Q: Why do I get so many unresolved symbols when linking my programs?

Q: Why does GCC complain that it cannot open -lstdcx?

Q: Why do I get "Undefined reference to yywrap" when linking programs produced by Flex?


A: By default, GCC instructs the linker to only look in two libraries: libgcc.a and libc.a. Some functions aren't included there, so the linker can't find them. If you need to link against some optional library, say libxy.a, put the library into the DJGPP lib/ subdirectory and append a -lxy to the link command line. The Standard C++ Template classes are in libstdcxx.a (it's called libstdc++.a on Unix); append -lstdcxx. To use the additional GNU C++ classes in the libgpp.a library (it's called libg++.a on Unix systems), append -lgpp. Flex-generated lexical analyzers call functions in the libfl.a library; you need to append -lfl when linking them.

When linking C++ programs, you can use either one of the gxx, gpp, or g++ commands (the latter on Windows 9X only) instead of gcc; they will then instruct the linker to also scan the C++ libraries automatically, so you don't have to remember doing that yourself.

Another reason for undefined references when linking C++ programs is that you mix GCC and libstdcxx.a from different releases: they are usually incompatible.

An error message about missing -lstdcx usually means that the linker cannot find the standard C++ library, libstdcxx.a. Look into your lib/ subdirectory to see if it's there; if not, unzip it from the gppNNNb.zip file. If libstdcxx.a exists but the linker still complains, you most probably have a problem related to long file names on Windows 9X (libstdcxx.a exceeds the DOS 8+3 limits). For a quick fix, try to set LFN=y in the environment and see if that helps. If that doesn't help, make sure you unpacked gppNNNb.zip with an unzip program which supports long file names. This issue is further complicated if you use RHIDE, and is described in full in the file gnu/gcc-2.81/problems.txt which comes with the GCC distribution (and which you should have read before installing it). Bottom line is that you need to add a line either to rhide.env or to DJGPP.ENV which says this:

      RHIDE_TYPED_LIBS_DJGPP.cc=stdcxx

When you add this line, make sure neither it nor the [rhide] line have trailing whitespace, otherwise RHIDE will not recognize these lines.

If your program uses a lot of floating-point math, or needs math functions beyond those specified in the ANSI/ISO standard, consider appending -lm to your link command line.

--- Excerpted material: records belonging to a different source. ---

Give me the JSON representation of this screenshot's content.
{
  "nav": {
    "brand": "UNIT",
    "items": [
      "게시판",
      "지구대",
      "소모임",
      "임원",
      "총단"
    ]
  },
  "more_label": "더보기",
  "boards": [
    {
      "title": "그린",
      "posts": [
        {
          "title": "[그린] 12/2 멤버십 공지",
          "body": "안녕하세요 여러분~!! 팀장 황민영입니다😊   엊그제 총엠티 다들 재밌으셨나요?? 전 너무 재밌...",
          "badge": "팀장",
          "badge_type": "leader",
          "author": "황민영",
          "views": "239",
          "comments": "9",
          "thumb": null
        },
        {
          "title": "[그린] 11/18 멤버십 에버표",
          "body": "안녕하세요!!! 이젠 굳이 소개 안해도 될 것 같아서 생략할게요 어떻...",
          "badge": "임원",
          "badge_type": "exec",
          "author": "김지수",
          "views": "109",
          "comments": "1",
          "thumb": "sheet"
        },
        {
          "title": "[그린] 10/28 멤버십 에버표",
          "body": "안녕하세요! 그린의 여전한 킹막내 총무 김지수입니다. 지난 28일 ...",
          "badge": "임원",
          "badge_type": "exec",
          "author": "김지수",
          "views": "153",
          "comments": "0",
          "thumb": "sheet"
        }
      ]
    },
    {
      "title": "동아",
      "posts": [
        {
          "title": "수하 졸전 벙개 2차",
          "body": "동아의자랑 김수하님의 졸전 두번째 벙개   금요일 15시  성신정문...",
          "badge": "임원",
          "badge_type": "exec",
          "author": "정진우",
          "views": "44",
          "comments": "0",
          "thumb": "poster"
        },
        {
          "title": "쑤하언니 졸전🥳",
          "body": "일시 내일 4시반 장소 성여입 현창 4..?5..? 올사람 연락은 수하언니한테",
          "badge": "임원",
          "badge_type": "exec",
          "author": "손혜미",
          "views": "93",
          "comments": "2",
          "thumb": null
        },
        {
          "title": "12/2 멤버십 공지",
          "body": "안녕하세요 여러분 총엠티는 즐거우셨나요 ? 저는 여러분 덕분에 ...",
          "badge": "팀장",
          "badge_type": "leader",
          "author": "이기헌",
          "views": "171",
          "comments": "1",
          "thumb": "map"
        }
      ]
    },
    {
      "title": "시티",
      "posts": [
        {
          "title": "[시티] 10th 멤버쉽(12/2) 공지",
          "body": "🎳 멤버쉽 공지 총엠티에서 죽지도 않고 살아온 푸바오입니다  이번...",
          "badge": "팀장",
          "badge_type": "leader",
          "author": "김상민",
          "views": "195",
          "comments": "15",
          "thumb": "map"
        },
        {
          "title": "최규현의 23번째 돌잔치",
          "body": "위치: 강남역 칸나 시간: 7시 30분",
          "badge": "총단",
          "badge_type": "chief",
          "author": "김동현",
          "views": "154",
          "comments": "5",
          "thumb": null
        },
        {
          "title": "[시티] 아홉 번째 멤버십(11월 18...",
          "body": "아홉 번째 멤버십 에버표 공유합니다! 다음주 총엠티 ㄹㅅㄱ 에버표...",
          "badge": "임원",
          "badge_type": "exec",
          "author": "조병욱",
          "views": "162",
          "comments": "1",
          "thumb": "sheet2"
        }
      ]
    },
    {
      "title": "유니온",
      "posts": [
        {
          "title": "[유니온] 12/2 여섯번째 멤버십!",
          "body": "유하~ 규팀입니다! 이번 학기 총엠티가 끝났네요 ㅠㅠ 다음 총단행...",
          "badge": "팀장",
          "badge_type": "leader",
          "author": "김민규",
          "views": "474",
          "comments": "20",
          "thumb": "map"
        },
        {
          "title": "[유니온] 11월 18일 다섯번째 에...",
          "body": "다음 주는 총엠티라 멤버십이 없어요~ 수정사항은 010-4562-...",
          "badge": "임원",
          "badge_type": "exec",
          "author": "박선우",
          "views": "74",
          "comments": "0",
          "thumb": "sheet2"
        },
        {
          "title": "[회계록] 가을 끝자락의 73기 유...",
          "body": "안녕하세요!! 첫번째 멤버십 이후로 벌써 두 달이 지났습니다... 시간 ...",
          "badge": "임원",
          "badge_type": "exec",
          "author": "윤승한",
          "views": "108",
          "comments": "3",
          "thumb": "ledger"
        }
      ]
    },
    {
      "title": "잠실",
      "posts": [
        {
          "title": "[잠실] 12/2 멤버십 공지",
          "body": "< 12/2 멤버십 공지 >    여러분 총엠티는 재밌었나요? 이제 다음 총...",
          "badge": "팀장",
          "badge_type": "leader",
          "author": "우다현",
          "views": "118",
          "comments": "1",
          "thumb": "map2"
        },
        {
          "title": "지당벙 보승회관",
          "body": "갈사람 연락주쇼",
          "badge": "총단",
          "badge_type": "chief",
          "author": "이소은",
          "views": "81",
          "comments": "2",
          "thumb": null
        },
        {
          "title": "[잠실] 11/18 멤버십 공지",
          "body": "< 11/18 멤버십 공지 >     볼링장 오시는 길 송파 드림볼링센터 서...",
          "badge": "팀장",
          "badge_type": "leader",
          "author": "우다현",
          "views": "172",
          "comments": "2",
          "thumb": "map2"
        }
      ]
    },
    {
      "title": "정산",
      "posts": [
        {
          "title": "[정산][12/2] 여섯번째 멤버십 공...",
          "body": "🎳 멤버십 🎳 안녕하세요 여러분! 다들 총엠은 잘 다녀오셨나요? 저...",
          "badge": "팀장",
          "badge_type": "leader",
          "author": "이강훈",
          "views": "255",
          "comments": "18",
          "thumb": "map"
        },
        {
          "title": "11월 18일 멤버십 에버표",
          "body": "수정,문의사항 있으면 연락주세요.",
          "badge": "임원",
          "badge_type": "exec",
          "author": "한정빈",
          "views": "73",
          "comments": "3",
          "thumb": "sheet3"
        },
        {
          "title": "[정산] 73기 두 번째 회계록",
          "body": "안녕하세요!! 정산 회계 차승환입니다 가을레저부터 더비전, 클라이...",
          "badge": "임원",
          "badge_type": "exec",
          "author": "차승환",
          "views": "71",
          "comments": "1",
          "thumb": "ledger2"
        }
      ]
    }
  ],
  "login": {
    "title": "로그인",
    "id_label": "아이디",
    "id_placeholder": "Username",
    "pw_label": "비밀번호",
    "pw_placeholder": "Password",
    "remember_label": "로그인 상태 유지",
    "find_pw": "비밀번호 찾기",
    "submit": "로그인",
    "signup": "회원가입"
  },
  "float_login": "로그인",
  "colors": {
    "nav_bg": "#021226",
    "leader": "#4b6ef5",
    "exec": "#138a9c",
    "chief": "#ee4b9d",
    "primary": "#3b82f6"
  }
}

The basic math functions required by ANSI/ISO standard are included in the libc.a library, but libm.a includes higher quality versions of these functions, and also some functions not included in the default library, like Gamma function and Bessel functions, support for Posix-compliant behavior in case of errors (e.g., it math functions from libm.a always set errno), a matherr facility, etc.